Consider the Fenchel dual and the Lagrangian dual.
Are these duals equivalent? In other words, is using one of the these duals (say for solving an optimization), would give the same answer as using the other one?
I think the answer is no, but I am not sure. One reason for saying that, is that, in the Lagrange dual, we have a relatively straightforward way to add the constraints into the objective function. But what about the Fenchel? I have not seen any.
But I have seen some problems in which both of these give same answers.
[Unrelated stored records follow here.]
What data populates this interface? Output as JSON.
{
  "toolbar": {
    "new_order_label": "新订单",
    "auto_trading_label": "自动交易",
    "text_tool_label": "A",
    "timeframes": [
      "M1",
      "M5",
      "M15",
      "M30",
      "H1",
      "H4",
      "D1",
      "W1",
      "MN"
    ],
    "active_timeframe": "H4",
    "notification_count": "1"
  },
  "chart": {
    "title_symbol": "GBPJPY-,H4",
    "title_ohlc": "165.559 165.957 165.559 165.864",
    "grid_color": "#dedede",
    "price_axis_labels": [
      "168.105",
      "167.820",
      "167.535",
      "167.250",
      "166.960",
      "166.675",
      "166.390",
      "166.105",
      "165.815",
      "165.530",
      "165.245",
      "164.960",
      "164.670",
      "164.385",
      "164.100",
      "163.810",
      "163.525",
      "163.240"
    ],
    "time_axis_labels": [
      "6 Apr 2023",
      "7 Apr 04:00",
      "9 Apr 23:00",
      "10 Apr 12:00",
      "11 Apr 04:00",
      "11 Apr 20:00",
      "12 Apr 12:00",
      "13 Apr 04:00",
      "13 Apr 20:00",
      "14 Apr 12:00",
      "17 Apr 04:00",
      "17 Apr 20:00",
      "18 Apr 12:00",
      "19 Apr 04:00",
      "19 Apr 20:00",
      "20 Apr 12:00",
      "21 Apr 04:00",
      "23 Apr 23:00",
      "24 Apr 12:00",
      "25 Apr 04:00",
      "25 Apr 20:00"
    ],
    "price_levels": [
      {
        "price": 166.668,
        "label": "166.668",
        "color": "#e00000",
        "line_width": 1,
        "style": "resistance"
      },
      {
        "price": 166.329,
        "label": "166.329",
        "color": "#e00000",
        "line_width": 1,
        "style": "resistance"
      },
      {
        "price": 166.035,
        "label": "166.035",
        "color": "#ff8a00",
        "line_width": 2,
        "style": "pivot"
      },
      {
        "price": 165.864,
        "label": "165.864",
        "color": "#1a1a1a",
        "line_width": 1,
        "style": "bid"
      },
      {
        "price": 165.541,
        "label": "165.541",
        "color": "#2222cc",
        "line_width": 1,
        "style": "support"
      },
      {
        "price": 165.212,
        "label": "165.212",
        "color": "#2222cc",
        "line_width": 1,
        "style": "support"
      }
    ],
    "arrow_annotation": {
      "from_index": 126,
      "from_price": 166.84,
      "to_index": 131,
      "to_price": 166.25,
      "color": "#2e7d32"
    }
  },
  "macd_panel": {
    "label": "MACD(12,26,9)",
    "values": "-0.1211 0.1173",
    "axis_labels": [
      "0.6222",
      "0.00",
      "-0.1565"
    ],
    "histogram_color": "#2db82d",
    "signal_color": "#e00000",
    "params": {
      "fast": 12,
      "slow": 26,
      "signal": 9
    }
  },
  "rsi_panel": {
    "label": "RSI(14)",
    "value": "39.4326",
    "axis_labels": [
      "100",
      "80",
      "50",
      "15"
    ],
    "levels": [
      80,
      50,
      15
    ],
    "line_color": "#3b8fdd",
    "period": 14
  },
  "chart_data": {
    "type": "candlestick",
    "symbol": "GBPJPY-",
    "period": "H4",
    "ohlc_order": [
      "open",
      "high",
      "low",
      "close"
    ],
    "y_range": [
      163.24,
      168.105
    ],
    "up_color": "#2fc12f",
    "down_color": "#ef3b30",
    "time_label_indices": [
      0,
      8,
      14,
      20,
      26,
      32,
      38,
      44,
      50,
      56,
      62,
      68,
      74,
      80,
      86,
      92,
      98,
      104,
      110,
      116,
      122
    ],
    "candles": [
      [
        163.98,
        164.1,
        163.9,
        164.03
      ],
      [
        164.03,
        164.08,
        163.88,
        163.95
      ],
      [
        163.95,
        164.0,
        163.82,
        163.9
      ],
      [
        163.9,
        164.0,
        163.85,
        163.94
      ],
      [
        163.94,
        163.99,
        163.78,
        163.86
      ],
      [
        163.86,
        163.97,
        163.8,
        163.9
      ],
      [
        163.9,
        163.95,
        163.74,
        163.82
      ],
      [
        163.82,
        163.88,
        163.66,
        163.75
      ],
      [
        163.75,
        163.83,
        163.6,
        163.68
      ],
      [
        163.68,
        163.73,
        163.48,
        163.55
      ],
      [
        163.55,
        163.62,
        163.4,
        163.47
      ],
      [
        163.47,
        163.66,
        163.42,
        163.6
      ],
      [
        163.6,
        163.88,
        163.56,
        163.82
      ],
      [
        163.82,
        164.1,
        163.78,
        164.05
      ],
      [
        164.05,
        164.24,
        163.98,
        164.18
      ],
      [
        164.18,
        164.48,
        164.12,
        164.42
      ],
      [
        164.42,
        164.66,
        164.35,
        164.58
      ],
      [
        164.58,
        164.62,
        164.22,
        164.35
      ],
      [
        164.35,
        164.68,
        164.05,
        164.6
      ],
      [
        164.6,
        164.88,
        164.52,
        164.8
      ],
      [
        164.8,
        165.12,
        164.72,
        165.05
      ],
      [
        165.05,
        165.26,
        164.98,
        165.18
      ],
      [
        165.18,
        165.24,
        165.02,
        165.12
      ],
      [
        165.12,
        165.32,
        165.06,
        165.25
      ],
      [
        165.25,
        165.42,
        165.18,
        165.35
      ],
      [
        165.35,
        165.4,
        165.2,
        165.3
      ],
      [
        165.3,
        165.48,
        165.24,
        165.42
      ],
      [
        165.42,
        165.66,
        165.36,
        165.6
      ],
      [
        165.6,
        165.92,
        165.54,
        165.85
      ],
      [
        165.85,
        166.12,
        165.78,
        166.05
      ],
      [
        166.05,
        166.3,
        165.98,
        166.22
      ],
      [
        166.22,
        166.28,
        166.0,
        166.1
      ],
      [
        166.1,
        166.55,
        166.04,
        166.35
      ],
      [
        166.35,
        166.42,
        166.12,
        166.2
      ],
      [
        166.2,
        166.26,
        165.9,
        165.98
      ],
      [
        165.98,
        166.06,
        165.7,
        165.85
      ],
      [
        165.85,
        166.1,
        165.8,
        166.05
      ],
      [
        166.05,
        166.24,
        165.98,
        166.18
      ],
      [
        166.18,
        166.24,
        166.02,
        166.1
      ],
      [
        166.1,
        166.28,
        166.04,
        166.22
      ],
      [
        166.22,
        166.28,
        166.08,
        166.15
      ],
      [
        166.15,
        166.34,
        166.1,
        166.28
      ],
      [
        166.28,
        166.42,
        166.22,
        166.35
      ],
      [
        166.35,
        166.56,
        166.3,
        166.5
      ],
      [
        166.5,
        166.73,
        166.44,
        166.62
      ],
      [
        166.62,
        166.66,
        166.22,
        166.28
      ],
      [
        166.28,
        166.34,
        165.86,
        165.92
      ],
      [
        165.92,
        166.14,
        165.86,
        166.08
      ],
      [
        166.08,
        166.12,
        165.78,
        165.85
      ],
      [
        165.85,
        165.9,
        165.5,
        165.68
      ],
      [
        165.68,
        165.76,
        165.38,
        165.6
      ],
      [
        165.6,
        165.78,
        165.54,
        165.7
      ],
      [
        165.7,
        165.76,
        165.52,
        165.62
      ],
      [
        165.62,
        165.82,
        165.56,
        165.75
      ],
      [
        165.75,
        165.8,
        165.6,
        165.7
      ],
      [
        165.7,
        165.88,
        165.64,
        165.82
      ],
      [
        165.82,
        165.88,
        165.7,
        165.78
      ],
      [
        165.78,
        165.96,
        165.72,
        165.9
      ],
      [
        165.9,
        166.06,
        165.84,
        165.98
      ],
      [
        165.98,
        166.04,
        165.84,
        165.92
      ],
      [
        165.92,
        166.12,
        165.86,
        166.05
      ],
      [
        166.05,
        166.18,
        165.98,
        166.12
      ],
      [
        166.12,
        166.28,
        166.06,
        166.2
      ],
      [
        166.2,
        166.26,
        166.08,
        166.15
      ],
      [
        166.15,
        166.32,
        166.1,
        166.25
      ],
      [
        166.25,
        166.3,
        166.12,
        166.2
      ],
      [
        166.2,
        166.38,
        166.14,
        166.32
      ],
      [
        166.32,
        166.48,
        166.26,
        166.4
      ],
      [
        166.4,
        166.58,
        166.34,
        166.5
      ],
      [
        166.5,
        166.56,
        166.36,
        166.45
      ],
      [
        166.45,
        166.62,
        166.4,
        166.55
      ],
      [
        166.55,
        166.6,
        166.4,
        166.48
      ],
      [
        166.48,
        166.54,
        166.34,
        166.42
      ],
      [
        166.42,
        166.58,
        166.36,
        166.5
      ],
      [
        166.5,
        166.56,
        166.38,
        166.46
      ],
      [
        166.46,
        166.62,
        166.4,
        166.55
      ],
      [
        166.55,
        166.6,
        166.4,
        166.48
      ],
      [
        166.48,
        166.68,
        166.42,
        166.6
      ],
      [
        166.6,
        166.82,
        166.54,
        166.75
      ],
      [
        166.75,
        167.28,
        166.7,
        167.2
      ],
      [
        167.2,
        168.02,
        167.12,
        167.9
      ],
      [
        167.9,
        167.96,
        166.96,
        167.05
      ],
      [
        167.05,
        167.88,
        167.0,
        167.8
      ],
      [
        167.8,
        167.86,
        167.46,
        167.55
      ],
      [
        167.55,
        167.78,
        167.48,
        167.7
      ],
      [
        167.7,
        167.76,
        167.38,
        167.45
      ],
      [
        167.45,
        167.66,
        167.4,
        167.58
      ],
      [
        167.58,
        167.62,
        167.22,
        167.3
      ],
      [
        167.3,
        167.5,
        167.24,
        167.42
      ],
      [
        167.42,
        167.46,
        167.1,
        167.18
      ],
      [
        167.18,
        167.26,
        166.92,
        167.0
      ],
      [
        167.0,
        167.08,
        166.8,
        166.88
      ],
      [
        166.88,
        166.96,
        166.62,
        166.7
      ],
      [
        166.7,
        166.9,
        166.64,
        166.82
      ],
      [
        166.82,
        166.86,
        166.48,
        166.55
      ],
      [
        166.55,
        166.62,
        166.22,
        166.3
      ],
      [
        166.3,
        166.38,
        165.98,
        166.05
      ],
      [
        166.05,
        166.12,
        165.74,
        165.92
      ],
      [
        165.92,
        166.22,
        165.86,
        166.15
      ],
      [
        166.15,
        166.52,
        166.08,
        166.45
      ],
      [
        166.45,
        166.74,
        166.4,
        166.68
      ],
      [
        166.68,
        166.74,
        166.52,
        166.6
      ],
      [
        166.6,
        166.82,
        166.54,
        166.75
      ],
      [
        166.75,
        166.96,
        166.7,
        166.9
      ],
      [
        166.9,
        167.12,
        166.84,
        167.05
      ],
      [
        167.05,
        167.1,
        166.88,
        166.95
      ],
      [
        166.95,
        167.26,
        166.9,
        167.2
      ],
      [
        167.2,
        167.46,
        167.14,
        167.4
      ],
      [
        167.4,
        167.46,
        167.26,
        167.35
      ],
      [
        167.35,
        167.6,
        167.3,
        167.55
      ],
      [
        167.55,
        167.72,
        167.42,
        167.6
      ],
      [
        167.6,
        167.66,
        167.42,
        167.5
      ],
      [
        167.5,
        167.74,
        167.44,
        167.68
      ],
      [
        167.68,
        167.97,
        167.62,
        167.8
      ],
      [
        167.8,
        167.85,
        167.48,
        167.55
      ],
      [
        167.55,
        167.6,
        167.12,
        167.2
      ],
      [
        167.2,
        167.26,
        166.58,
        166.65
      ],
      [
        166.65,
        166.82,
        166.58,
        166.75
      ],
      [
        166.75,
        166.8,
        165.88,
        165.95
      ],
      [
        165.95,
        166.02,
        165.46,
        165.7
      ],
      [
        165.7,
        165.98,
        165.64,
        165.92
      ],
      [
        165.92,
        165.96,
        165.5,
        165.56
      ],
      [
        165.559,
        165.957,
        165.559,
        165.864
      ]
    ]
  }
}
So, I would assume that, on a subset of problems, these two dualities, are exactly the same.
And also, if they are different, how would you choose which one to use on your problem?
Let the fenchel dual of a function $f : \mathbb{R}^n \to \mathbb{R}$ be $D_f$. Consider the convex program $P^{+} = \min f(x)$ s.t. $x \ge \boldsymbol{0}$ and let $D_l$ be this program's lagrangian dual then for $\boldsymbol{\lambda} \ge \boldsymbol{0}$ $D_f(\lambda) = -D_l(\lambda)$. So on the positive orthant the fenchel dual agrees with the lagrangian dual of $P^{+}$.
Similarly on the negative orthant $D_f$ agrees with the dual of $P^{-} = \min f(x)$ s.t. $x \le \boldsymbol{0}$.
The general case is let $P^{A,b} = \min f(x)$ s.t. $Ax \le b$ and let $D_l^{A,b}$ be its dual, then for $\boldsymbol{\lambda} \ge \boldsymbol{0}$ $D_f(-A^T\boldsymbol{\lambda}) + D_l^{A,b}(\boldsymbol{\lambda}) + \boldsymbol{\lambda}^Tb=0$.
So the Fenchel dual is stitched together from lots of lagrange duals. Or conversely the lagrange dual of convex problems on polyhedrons can be constructed from the fenchel dual.